Ya-Sin Halkı - People of Ya-Sin

Ya-Sin Halkı, Müslümanlar tarafından Kuran'da Şehir Halkı veya Şehrin Sahabeleri olarak bahsedilen eski bir topluluğa atıfta bulunmak için kullanılan bir tabirdir . Bu şehrin konumu ve insanları, İslam'da pek çok bilimsel tartışmanın konusu olmuştur .

Kuran'da

Kuran'a göre, Allah bu özel topluluğa iki peygamber göndermiştir . Şehir halkı onların sözlerini duymayı reddedince, Tanrı onları güçlendirmek için üçüncü bir peygamber gönderdi. Peygamberler insanlara: "Gerçekten biz size bir görev için gönderildik" dediler. Cemaat, peygamberlerin mesajıyla alay ederek, “Siz ancak bizim gibi bir insansınız ve Rahman hiçbir şey indirmedi. Sadece yalan söylüyorsun!" Peygamberler cevap olarak toplumu azarladılar ve şöyle dediler: "Rabbimiz, bizim size bir görev için gönderildiğimizi biliyor: "Bizim görevimiz ancak apaçık Mesajı tebliğ etmektir."

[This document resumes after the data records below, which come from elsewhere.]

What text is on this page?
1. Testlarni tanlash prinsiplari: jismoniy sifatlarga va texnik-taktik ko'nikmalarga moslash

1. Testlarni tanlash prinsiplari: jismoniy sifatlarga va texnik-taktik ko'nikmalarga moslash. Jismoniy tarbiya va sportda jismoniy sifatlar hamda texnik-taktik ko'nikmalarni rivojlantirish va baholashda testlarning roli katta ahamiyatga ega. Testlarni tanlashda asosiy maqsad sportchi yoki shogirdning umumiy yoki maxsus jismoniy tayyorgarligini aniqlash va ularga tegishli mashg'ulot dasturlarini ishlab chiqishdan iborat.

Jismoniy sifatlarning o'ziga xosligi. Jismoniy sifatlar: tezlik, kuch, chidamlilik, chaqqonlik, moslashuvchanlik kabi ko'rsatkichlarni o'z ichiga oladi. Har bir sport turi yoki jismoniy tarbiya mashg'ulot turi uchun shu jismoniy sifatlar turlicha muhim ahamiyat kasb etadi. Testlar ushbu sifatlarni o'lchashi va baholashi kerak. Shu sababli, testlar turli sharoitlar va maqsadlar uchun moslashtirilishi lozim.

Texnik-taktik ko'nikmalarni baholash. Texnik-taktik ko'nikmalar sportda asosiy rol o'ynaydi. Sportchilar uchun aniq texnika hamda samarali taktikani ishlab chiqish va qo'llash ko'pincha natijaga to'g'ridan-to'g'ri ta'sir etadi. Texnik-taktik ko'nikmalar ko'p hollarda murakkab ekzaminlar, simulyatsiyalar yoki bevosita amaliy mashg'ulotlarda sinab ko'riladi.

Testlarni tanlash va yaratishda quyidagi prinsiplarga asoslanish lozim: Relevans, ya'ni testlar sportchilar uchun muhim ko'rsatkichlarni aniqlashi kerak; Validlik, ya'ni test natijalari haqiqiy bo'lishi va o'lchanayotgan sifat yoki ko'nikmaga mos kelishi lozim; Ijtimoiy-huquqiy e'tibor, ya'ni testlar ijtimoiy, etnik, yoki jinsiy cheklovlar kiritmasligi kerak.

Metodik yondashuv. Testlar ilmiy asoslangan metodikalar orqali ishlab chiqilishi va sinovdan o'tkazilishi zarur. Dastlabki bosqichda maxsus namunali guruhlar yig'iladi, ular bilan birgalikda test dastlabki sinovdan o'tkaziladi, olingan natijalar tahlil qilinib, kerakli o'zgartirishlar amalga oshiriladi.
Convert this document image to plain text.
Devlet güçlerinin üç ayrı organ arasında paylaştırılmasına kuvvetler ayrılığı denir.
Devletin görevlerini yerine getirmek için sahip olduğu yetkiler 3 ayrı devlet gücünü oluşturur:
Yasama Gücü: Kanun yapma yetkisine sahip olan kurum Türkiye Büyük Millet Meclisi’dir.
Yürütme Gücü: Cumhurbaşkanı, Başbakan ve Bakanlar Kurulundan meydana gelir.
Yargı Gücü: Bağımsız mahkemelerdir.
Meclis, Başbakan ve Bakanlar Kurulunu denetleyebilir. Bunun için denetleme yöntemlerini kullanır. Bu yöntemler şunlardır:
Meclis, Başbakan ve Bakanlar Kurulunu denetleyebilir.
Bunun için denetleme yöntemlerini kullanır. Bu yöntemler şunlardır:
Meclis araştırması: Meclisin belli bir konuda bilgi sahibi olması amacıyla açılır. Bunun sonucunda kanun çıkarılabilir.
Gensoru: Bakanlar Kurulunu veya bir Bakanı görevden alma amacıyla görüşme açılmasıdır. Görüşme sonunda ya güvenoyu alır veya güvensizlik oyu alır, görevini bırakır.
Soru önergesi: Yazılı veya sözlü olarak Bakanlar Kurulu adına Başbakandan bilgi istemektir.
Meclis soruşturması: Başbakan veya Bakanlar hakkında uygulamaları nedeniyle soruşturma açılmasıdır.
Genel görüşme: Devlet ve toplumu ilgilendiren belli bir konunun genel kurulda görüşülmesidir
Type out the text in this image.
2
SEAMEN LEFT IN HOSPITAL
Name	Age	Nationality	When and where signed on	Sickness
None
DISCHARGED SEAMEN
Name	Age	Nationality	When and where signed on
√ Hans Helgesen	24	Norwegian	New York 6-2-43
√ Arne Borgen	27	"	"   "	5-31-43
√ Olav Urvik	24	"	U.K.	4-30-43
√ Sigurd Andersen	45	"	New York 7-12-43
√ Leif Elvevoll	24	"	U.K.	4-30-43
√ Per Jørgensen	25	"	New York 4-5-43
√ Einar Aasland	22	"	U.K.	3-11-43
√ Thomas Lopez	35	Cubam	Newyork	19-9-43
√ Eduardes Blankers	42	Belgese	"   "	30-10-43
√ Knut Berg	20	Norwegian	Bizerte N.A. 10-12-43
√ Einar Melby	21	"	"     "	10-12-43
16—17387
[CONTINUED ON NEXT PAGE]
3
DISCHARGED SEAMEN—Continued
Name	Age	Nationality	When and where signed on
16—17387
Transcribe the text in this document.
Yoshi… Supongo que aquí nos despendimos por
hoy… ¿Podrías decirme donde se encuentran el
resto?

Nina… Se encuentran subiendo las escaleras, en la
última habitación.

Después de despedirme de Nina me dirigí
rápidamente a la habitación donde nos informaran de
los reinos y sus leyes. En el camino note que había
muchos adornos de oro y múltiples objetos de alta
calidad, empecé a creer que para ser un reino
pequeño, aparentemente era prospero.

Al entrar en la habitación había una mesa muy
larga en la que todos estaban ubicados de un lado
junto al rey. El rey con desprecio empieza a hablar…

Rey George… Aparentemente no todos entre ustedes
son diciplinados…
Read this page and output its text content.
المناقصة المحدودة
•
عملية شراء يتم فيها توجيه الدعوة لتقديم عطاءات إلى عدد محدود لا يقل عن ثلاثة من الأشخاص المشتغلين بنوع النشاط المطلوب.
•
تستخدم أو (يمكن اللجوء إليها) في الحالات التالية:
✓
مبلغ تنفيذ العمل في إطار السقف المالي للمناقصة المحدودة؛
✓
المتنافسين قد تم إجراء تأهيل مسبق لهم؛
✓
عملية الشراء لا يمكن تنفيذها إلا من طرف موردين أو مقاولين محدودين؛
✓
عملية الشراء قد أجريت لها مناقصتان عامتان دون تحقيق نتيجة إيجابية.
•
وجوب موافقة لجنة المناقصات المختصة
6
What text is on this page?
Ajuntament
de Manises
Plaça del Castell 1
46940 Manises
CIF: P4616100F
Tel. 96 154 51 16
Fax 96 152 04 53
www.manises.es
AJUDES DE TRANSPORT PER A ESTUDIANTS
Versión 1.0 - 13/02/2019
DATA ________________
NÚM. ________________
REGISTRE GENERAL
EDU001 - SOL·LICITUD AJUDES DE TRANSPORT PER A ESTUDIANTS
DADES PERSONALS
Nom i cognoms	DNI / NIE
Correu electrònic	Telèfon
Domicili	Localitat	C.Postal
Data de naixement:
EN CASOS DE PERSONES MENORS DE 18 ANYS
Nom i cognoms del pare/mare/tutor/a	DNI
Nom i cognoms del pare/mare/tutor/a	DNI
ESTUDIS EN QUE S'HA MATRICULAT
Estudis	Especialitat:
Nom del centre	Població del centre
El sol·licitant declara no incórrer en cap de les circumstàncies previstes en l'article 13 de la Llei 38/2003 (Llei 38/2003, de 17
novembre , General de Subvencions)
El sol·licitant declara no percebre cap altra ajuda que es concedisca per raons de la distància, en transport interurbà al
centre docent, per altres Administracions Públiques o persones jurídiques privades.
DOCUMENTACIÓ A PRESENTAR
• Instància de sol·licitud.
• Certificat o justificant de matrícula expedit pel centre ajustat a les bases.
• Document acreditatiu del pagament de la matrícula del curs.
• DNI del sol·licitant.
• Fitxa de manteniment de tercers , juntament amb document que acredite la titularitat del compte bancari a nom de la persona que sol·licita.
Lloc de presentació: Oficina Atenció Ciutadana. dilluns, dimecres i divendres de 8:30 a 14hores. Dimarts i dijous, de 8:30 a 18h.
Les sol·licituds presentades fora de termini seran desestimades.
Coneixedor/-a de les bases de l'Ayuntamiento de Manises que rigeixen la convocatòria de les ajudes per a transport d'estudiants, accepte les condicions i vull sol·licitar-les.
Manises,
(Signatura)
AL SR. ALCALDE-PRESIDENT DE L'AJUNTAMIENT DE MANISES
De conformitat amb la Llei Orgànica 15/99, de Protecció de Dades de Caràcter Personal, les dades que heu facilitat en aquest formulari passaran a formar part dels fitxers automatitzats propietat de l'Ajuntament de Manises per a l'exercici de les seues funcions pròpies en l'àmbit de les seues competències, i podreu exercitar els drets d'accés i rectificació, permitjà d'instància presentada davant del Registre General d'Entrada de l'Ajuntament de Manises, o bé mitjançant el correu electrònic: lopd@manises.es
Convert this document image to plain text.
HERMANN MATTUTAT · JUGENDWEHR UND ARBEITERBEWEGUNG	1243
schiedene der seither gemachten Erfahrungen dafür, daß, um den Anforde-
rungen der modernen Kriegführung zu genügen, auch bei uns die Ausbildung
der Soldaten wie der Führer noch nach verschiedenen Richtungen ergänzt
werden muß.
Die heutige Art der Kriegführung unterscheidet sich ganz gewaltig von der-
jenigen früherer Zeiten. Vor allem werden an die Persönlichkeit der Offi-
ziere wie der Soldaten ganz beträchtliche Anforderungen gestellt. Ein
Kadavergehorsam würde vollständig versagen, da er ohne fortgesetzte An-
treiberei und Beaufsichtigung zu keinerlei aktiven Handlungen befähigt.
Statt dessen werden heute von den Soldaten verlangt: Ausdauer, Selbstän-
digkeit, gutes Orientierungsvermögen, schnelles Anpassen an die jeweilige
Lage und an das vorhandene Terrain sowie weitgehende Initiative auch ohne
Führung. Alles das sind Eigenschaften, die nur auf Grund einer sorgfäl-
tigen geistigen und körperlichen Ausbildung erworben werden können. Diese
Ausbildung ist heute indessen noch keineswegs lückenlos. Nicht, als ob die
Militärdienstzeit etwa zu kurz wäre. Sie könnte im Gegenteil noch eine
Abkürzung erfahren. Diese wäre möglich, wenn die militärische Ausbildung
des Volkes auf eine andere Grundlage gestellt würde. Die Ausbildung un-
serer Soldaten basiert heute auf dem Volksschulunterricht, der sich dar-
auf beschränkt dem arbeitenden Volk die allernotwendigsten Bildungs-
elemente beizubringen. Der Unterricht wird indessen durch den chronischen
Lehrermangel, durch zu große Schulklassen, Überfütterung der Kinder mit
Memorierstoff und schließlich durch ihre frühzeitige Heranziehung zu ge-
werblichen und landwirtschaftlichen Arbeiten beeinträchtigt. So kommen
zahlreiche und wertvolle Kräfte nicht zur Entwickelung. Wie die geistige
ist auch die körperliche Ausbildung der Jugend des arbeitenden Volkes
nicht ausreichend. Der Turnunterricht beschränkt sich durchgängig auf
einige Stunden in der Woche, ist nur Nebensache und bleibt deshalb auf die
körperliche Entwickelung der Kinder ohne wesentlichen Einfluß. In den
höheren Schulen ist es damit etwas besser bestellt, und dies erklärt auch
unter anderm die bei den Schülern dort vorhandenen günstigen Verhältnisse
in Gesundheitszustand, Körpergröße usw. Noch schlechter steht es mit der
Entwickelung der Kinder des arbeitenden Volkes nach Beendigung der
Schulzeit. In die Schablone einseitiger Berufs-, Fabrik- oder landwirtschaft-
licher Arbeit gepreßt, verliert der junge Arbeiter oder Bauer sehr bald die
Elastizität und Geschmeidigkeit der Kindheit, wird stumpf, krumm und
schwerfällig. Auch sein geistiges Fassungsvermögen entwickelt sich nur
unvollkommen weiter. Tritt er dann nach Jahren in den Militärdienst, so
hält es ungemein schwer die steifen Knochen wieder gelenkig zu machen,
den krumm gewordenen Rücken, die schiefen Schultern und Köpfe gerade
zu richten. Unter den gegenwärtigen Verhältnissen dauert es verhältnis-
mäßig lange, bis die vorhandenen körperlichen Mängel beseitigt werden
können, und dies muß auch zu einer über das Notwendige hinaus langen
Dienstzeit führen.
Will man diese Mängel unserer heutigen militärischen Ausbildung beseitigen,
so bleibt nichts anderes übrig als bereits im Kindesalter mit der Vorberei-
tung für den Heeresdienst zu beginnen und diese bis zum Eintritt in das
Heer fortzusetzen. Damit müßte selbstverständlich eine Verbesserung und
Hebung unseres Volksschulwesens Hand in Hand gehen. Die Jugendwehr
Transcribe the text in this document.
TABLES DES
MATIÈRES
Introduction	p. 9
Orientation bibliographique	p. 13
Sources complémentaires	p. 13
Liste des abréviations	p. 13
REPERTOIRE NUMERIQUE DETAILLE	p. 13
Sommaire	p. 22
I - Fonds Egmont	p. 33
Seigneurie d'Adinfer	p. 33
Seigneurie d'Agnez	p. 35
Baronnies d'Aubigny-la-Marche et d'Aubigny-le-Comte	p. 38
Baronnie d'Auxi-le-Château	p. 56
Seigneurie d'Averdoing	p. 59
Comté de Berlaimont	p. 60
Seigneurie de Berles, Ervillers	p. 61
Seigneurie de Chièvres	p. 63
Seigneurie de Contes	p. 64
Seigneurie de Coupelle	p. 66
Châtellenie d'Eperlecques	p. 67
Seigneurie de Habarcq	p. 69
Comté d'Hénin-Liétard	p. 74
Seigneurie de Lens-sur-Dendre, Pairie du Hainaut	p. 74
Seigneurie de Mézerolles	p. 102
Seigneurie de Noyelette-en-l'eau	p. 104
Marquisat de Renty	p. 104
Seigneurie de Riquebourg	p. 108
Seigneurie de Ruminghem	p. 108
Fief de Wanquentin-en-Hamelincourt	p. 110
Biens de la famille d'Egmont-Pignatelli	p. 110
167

Kuran, peygamberlerin recm ve işkence ile tehdit edildiğini , ancak boyun eğmeyi reddettiklerini ve insanları günahkar yollarına son vermeleri için uyarmaya devam ettiklerini söylemeye devam ediyor. Sonra şehrin en uzak yerinden bir adam koşarak geldi ve insanları bu tebliğe inanmaya çağırdı ve onlara dedi ki: "Ey kavmim! Resullere itaat edin: "Sizden (kendileri için) bir karşılık istemeyenlere itaat edin. ve kendileri Hidayet almış olanlardır. İnsanın cennete atıfta bulunan "cennete" (cennete) girişini anlatan aşağıdaki ayetler, bazı alimler tarafından mü'min adamın imanı için şehit edildiği şeklinde yorumlanmıştır .

tefsirdeki hesaplar

Klasik Kuran yorumcuları , halk arasında "Şehir Halkı"nı Antakya şehri ile özdeşleştirdiler . Ancak şehri Antakya ile özdeşleştiren bilim adamları, olayın tarihi konusunda ikiye bölünmüştür. Bir grup, bu olayın İsa'dan sonra gerçekleştiğine inanmış ve Kuran'da "Rasul" kelimesinin bu bağlamda kullanılmasının, üç peygambere değil , İsa'nın mesajı duyurmak için Antakya'ya gönderilen üç havarisine atıfta bulunduğunu açıklamıştır . Bu şehidin adı Kuran'da veya Hadis'te hiçbir yerde açıkça geçmez, ancak Yasin'in Mü'mini olarak bilinir . İbn Kesir , Kuran 36 tefsirinde, gönderilen üç havarinin Şam'un ( Petrus ), Yuhanna ( Yuhanna ) ve üçüncünün adının Bulus ( Paul ) olduğunu belirten bir rivayete atıfta bulunur . Kentin Antakya'ya atıfta bulunduğuna inanan diğer müfessirler, bunun çok daha eski bir olayın anlatımı olduğunu ve adı geçen üç "elçi"nin gerçekten de peygamberler olduğunu, yani Saduk, Mesduk ve Şalum olduğunu açıkladılar.

Abdullah Yusuf Ali , Elçilerin İşleri'nde anlatıldığı gibi , hikayenin anlatımını Pavlus ve Barnabas'ın vaazlarıyla ilişkilendirdi . Antakya'da olduğu gibi, Kudüs şehri de Kuran'da doğrudan adıyla anılmaz ve Arapça tercümesiyle (Kudüs) adı geçmez.